BTW, even though I am basically pro-choice (I have to qualify that because the chearleaders of pro-choice are SO whacky that I can't support them, they take it WAY too far) I am in full agreement on RvW, hands down one of the worst decisions ever written by SCOTUS. The whole penumbra right concept is heinous, and worse doesn't make sense in relation to the issue (I'm not convinced that something involving two potential parents (I am with the crowd that says both should be involved in the descision) a doctor and at least one nurse is "private"; if these same people were discussing bank robery we'd call it "conspiracy"). I actually would like to see the decision overturned and let's start this over from scratch, even if my side loses in the end, anything is better than having penumbras in the constitution. But you'll never be able to touch contraception and you shouldn't.
I don't believe in gateway drugs (not even back when I was a doper) and I sure don't believe in gateway birthcontrol. And people like you and the author can rattle on all day if you wish but my position will continue to be that you're wrong. Your position is both nonsensicle and unprovable.
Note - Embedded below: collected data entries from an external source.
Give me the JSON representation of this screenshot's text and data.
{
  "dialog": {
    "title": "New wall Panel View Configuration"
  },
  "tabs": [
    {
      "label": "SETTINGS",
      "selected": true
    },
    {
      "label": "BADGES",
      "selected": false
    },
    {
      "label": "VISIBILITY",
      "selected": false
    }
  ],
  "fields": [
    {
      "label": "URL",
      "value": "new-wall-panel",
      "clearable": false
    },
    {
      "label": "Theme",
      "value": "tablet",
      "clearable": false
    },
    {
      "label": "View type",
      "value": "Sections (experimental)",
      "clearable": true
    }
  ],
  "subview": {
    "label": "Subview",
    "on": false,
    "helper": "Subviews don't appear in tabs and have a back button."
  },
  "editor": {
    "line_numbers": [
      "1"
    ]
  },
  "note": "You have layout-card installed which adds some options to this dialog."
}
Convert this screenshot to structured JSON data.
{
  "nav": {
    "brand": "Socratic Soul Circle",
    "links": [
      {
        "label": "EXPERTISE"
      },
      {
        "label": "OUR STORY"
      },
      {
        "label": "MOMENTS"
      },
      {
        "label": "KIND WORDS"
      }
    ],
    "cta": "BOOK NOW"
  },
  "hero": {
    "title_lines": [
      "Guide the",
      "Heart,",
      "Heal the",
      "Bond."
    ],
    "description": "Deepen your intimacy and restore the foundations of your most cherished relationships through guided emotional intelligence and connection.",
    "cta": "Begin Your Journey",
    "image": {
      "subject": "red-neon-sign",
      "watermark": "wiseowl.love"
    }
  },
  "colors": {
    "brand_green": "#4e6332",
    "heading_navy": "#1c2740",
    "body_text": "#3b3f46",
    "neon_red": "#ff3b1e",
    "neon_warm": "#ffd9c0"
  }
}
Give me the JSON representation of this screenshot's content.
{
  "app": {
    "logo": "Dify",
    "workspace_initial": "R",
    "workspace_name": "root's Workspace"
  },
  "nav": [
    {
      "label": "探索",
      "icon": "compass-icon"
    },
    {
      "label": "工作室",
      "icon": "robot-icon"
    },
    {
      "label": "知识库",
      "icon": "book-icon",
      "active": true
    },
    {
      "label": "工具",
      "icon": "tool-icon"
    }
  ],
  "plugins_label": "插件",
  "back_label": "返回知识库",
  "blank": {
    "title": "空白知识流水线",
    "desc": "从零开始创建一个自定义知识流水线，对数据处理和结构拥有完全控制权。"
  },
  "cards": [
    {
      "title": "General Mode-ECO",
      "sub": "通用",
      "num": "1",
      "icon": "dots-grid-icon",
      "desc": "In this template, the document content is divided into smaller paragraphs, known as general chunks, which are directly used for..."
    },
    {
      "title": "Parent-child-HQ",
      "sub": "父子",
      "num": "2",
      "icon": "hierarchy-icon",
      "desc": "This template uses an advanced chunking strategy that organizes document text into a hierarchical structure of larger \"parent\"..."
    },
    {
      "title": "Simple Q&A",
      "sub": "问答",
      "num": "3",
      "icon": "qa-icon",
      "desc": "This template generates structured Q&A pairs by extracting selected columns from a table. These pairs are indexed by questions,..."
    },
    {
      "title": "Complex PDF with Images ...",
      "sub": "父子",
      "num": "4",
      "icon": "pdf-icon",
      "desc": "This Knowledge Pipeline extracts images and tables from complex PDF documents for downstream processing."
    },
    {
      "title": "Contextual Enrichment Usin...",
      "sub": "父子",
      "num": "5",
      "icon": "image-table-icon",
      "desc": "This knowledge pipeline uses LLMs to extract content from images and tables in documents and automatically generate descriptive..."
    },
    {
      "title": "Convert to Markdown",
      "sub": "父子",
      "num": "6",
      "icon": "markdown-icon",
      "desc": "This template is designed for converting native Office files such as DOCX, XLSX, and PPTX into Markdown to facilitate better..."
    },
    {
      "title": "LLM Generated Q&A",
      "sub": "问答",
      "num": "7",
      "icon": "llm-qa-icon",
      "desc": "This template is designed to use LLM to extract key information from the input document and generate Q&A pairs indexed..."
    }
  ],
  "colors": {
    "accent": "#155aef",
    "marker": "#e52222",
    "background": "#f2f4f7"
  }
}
I'm not familiar with IUDs and frankly while we're discussing things in America there's no reason to mention them. Thanks to toxicshock syndrome in the first version of IUDs the AMA won't even consider model 2 so what's the point. As for the pill the aboritificant properties are grossly overblown from the old days. They never actually had anything in them that caused abortions, they had (emphasis on the past tense, almost none of the modern day ones have this and Dr.s will only prescribe the old style under very limited medical conditions) a hormone that caused the period. The modern ones don't, they have 21 days of stuff to prevent ovulation, then comes iron (and not all models have iron pills, there are 21 and 28 day versions). The infamous brown pills (the final 7 ni most 28 day prescriptions) are basically just placiboes with some iron suppliment thrown in, really all they do is keep the woman taking the pills every day (note I have no idea how the long term injections work, the only women I know that tried it got major rashes and had them removed).
The only real danger most birth control pills is if the pregnancy goes undetected for too long. The active pills are high in some vitamin (A I think, I'd have to look it up) that's very dangerous to fetuses in the 3rd and 4th months (OBs generally are thinking that most birth defects are caused by too much of this). But this is only really a problem if it goes undetected to the third month (which is pretty unlikely but can happen to women that have irregular ovulations) and the woman remains on the pill. BTW most of this is laid out in the warning packet that comes with the pill, it shouldn't be news to anybody.